En el campo de la  educación escolar es donde más se ahondan las  diferencias entre países desarrollados y subdesarrollados. Actualmente el desarrollo no se  concibe sin la elevación de los niveles educativos de un pueblo. Aunque la tasa de  analfabetismo va disminuyendo, aún se mantiene en niveles altos.

 

Pensemos que una población que posee acceso a la educación contará con mejor capital humano, personas más preparadas y capacitadas para acceder a puestos de trabajo mejor remunerados.

 

Además, una población educada podrá ser consciente de sus derechos como ser humano, y podrá construir una sociedad más justa, a la vez que podrá gestionar y dirigir mejor las políticas y la economía de su país, haciéndolo más próspero y menos dependiente de los países ricos.

 

  • El crecimiento demográfico

Para poder cubrir las necesidades de la población debido a su elevado  crecimiento  demográfico, que en los países subdesarrollados alcanza tasas del 2-3%, es necesario unas tasas de crecimiento económico del 8 al 12%, cuando en esos momentos  el crecimiento económico se sitúa en tasas de alrededor del 6%.

 

En consecuencia, las  sociedades en desarrollo en su conjunto ven reducir o no pueden alcanzar  los niveles de vida adecuados para la gran mayoría de su población.

 

Por otro lado, el crecimiento demográfico alcanzó umbrales dramáticos y se hizo urgente  la imposición de un vasto programa de control de la natalidad, pero que no es efectivo si no va acompañado por un claro desarrollo social y cultural, además del económico.

 

Esta explosión demográfica está acompañada de una explosión urbana (un 50,46% de la  población vive actualmente en ciudades).

 

Las causas del desmesurado crecimiento urbano radican en el crecimiento vegetativo (más natalidad que mortalidad), en la pobreza y la falta de oportunidades de  progreso en las zonas rurales. Todo ello contribuye a la creación de extensos barrios marginales en las  ciudades.

 

  • Deterioro del medio ambiente

El éxodo rural, que alimenta el crecimiento urbano, no contribuye a reducir la presión  sobre la tierra.

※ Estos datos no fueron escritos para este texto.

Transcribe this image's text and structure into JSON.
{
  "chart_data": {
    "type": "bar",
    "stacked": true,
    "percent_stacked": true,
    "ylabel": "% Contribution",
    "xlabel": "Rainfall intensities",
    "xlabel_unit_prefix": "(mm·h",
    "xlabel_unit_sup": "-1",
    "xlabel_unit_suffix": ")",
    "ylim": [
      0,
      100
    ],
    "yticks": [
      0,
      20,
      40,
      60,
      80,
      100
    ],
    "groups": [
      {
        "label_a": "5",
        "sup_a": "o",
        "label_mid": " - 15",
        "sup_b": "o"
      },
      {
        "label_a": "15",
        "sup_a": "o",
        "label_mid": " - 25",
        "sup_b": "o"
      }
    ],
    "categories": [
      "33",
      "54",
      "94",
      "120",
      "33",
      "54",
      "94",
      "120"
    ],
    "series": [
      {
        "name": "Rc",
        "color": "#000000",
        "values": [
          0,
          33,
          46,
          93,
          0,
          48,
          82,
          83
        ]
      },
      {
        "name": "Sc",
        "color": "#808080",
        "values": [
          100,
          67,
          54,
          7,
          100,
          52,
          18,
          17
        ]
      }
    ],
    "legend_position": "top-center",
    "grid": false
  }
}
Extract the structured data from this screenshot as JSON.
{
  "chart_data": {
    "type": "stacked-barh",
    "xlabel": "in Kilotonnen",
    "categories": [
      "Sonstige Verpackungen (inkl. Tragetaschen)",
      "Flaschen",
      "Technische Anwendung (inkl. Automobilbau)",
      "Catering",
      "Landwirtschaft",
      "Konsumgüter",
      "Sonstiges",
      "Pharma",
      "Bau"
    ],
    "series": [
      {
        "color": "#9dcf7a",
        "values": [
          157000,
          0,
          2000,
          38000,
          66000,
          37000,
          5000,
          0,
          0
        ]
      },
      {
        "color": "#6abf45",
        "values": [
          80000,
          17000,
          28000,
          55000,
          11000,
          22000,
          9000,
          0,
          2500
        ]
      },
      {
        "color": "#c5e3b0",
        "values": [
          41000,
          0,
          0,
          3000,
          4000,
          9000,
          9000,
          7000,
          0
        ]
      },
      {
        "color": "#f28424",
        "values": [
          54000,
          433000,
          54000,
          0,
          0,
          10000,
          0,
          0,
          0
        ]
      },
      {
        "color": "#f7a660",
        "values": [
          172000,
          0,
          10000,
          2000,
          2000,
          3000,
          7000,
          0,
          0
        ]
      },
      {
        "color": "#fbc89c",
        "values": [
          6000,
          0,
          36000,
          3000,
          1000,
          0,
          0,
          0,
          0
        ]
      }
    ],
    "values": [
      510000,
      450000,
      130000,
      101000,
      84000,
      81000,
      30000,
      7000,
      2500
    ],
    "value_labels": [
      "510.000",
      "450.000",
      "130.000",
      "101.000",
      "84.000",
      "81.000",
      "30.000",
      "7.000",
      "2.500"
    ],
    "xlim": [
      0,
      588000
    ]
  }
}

Se produce una crisis medioambiental por la agresión a la cobertura  vegetal y por el empobrecimiento y deterioro de los suelos por la falta de abonado.

 

Así,  aparece una agricultura poco especializada y de baja productividad, que mantiene una  función primordial de subsistencia sin capacidad de ahorro y con escasas posibilidades de  progreso.

 

A ello se une la sobreexplotación de los bosques por parte de muchas empresas, privando a muchos pueblos (en especial los indígenas) de su único medio de vida.

 

La contaminación cada vez más creciente tiene efectos como el calentamiento global y el efecto invernadero, que acaban afectando al clima del planeta y provocando sequías e inundaciones con más frecuencia que hace unas décadas.

 

Esos bruscos cambios en la meteorología afectan a las producciones agrícolas, sustento básico de muchas personas en el mundo.

 

Todo ello hace que debamos trabajar más en favor de un sostenimiento medioambiental.